CVE-2026-46079 in Linux
Zusammenfassung
von VulDB • 28.05.2026
This log snippet and the accompanying text describe a **kernel bug fix** related to the **RBD (RADOS Block Device)** driver in the Linux kernel, specifically addressing a **KASAN (Kernel Address Sanitizer)** report.
### Breakdown of the Log
1. **The Crash/Warning Context**: * The register dump (`RIP`, `RSP`, `RAX`, etc.) and the `Call Trace` indicate a kernel panic or warning occurred during a system call (`do_syscall_64` -> `ksys_write` -> `vfs_write` -> `kernfs_fop_write_iter`). * The write operation was targeting a sysfs file, which triggered `do_rbd_add`. This function is responsible for adding a new RBD device. * The crash happened deep in the block layer: `blk_mq_free_tag_set`. This suggests a memory corruption or use-after-free issue related to block queue tag management.
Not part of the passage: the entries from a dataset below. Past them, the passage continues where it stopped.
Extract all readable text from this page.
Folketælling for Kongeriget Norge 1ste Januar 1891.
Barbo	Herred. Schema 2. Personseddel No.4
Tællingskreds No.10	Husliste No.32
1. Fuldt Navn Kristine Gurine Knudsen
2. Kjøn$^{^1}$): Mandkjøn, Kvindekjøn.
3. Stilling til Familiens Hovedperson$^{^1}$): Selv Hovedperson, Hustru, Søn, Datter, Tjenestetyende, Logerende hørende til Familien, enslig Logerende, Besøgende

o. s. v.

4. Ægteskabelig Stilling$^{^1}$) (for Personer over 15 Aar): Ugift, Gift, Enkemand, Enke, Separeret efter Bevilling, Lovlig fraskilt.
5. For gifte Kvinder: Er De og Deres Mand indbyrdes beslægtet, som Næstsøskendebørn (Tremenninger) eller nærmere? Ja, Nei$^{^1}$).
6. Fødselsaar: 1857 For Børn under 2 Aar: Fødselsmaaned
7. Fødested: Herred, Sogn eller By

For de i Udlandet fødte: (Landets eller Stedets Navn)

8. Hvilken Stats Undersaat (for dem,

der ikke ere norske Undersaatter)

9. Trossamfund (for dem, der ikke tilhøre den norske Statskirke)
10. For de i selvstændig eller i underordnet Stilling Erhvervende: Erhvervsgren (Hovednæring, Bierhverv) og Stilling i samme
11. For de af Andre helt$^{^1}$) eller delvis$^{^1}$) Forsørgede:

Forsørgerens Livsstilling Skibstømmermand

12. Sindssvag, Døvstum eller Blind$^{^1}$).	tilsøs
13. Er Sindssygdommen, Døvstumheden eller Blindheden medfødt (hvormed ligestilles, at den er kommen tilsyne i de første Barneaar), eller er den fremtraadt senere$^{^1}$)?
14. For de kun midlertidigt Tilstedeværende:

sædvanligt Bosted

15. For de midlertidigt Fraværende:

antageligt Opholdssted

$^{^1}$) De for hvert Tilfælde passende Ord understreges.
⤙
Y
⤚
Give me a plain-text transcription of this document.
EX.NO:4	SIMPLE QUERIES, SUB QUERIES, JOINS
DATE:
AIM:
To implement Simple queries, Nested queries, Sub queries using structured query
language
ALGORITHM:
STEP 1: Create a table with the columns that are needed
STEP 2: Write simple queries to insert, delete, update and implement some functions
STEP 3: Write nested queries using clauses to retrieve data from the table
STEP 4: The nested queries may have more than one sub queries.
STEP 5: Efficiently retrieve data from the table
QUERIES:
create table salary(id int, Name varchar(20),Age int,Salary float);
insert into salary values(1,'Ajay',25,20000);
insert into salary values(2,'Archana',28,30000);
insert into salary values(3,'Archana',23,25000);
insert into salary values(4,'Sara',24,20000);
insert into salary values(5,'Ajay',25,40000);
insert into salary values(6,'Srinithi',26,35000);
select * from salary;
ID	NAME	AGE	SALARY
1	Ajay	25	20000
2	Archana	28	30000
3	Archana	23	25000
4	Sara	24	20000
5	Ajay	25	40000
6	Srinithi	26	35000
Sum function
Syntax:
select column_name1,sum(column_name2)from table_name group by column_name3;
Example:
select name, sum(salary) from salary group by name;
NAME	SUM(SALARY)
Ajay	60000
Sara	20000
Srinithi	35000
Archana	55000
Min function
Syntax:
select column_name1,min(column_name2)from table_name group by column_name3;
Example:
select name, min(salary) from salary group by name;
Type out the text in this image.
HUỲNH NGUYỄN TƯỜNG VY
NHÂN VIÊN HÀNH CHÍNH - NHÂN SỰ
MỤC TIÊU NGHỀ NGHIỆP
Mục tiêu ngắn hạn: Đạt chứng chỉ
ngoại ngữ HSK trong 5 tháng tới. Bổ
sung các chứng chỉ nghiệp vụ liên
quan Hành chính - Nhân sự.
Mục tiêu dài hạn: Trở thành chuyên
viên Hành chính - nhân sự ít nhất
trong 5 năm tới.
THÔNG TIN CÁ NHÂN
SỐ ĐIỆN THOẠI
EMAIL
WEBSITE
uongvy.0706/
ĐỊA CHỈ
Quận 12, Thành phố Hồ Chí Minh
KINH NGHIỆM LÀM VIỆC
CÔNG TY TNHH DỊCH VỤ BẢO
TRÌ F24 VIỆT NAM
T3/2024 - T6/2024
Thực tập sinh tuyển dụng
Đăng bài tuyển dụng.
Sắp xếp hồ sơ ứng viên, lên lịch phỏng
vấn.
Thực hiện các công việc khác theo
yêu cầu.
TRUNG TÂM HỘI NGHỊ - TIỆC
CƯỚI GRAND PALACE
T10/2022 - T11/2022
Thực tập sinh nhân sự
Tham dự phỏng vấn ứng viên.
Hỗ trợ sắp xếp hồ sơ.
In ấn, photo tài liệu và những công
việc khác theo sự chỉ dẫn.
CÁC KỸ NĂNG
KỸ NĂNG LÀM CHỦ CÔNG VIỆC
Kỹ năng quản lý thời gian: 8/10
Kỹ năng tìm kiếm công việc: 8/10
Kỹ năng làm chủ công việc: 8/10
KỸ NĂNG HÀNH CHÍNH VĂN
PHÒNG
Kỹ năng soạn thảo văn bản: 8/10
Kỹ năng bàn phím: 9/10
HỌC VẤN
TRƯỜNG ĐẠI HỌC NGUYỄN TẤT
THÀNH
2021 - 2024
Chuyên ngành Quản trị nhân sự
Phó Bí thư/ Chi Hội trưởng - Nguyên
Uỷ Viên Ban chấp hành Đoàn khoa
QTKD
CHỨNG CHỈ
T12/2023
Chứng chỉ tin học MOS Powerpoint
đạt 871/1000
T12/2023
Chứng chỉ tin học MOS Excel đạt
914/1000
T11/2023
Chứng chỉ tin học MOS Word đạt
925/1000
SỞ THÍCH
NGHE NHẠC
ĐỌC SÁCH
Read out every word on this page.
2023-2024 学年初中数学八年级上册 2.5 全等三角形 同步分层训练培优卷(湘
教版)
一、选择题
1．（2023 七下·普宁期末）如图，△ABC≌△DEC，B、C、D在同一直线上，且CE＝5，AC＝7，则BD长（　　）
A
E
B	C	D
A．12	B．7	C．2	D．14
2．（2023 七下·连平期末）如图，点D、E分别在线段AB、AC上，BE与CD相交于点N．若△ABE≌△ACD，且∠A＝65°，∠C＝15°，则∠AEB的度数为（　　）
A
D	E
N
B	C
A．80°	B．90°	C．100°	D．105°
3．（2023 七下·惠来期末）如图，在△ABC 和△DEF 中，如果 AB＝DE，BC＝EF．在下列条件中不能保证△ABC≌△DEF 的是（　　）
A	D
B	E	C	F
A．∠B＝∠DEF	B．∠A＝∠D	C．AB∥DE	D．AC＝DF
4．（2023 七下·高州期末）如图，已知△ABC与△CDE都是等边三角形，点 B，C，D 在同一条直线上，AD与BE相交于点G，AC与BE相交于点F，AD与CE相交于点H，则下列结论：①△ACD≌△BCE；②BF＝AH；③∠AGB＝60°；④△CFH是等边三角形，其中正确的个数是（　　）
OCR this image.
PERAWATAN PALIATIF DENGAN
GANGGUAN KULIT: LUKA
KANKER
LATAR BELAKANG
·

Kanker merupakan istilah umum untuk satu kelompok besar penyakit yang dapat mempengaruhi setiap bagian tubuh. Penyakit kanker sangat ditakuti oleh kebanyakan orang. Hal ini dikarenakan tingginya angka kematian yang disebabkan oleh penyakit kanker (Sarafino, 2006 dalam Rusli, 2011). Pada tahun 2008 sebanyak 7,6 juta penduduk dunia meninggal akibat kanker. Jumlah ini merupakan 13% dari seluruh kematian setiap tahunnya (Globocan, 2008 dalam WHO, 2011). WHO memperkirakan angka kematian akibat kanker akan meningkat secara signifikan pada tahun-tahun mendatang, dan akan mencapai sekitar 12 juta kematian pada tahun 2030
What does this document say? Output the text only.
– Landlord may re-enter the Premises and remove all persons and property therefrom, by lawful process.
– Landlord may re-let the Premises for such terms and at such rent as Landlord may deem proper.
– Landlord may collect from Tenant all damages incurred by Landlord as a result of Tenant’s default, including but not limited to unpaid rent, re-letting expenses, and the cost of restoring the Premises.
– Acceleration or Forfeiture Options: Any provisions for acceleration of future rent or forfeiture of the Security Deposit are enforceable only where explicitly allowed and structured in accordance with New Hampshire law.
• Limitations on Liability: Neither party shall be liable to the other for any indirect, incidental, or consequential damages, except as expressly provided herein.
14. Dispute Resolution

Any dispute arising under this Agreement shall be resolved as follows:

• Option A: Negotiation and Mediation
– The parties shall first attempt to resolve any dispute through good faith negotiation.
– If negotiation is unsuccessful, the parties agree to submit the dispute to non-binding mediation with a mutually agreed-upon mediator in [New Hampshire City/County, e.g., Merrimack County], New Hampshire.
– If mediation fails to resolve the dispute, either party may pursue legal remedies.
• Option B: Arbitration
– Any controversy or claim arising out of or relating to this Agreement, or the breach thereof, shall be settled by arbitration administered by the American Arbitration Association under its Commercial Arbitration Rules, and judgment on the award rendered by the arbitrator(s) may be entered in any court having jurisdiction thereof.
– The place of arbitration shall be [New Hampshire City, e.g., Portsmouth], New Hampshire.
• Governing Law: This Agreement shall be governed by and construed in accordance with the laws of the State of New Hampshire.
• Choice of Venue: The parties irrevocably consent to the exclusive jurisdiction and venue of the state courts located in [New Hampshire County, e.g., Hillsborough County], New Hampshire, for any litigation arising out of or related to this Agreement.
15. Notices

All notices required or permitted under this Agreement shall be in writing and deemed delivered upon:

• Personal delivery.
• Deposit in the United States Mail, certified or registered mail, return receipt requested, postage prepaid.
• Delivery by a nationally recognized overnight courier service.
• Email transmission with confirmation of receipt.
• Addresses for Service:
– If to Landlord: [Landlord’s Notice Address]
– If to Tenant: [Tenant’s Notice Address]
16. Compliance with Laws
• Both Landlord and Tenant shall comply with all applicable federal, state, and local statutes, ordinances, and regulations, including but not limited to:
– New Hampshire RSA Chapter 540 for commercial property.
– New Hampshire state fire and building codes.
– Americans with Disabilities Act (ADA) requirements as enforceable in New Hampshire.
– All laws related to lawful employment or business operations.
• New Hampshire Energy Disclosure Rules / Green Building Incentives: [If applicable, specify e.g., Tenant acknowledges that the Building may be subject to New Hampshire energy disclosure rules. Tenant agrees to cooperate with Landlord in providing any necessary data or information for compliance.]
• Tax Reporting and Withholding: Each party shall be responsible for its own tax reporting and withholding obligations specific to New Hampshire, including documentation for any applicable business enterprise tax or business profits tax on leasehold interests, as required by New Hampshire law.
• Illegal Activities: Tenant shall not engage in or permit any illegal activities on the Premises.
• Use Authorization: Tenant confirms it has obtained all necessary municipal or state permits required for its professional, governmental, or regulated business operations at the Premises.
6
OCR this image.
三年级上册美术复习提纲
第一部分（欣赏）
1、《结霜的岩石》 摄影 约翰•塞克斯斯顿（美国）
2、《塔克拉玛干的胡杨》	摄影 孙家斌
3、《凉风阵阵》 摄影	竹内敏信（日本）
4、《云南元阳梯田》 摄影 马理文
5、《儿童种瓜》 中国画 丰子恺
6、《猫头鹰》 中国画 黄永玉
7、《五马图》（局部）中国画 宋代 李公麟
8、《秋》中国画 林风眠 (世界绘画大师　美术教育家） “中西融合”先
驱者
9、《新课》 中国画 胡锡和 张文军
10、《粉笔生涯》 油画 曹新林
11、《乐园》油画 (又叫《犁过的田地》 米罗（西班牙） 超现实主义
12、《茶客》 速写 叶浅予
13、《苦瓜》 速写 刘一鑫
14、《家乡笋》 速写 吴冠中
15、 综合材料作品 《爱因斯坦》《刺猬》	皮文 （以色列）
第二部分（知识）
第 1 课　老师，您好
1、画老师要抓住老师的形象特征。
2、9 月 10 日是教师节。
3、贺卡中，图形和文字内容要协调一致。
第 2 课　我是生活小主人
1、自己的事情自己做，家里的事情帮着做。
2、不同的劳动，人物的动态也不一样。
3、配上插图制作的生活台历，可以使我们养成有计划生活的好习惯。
2. **The Fix**: * The text states: *"With this fix applied, rerunning the reproducer over fail-nth=1..256 yields no KASAN reports."* * This confirms that the patch resolves a memory safety issue detected by KASAN. * The commit message note `[ idryomov: rename err_out_device_del -> err_out_device ]` indicates a minor code cleanup (renaming an error-handling label) by Ilya Dryomov, a maintainer of the Ceph/RBD subsystem.
3. **Root Cause (Inferred)**: * The call trace shows `do_rbd_add` calling `blk_mq_free_tag_set`. * In the RBD driver, when adding a device, resources are allocated. If an error occurs during initialization (e.g., after some resources are allocated but before the device is fully registered), the error path must clean up those resources. * The bug likely involved an incorrect error path where `blk_mq_free_tag_set` was called on a tag set that was either: * Not properly initialized. * Already freed. * Freed twice (double-free). * KASAN detects such invalid memory accesses. The fix ensures that the cleanup path correctly handles the block queue tag set, preventing the invalid access.
### Summary
* **Subsystem**: Linux Kernel, Block Layer, RBD (RADOS Block Device) driver. * **Issue**: Memory corruption/invalid access detected by KASAN during RBD device creation (`do_rbd_add`). * **Trigger**: Writing to a sysfs file to add an RBD device, specifically under stress testing (`fail-nth=1..256` suggests using `CONFIG_KASAN` or `CONFIG_FAILSLAB`/`CONFIG_FAIL_PAGE_ALLOC` to inject failures). * **Resolution**: A patch was applied to fix the error handling path in `do_rbd_add`, ensuring `blk_mq_free_tag_set` is called safely. The patch also includes a minor label rename for clarity. * **Verification**: The reproducer no longer triggers KASAN errors after the fix.
This is a typical kernel bug fix scenario where a complex error path in a driver was corrected to prevent memory safety violations.
Several companies clearly confirm that VulDB is the primary source for best vulnerability data.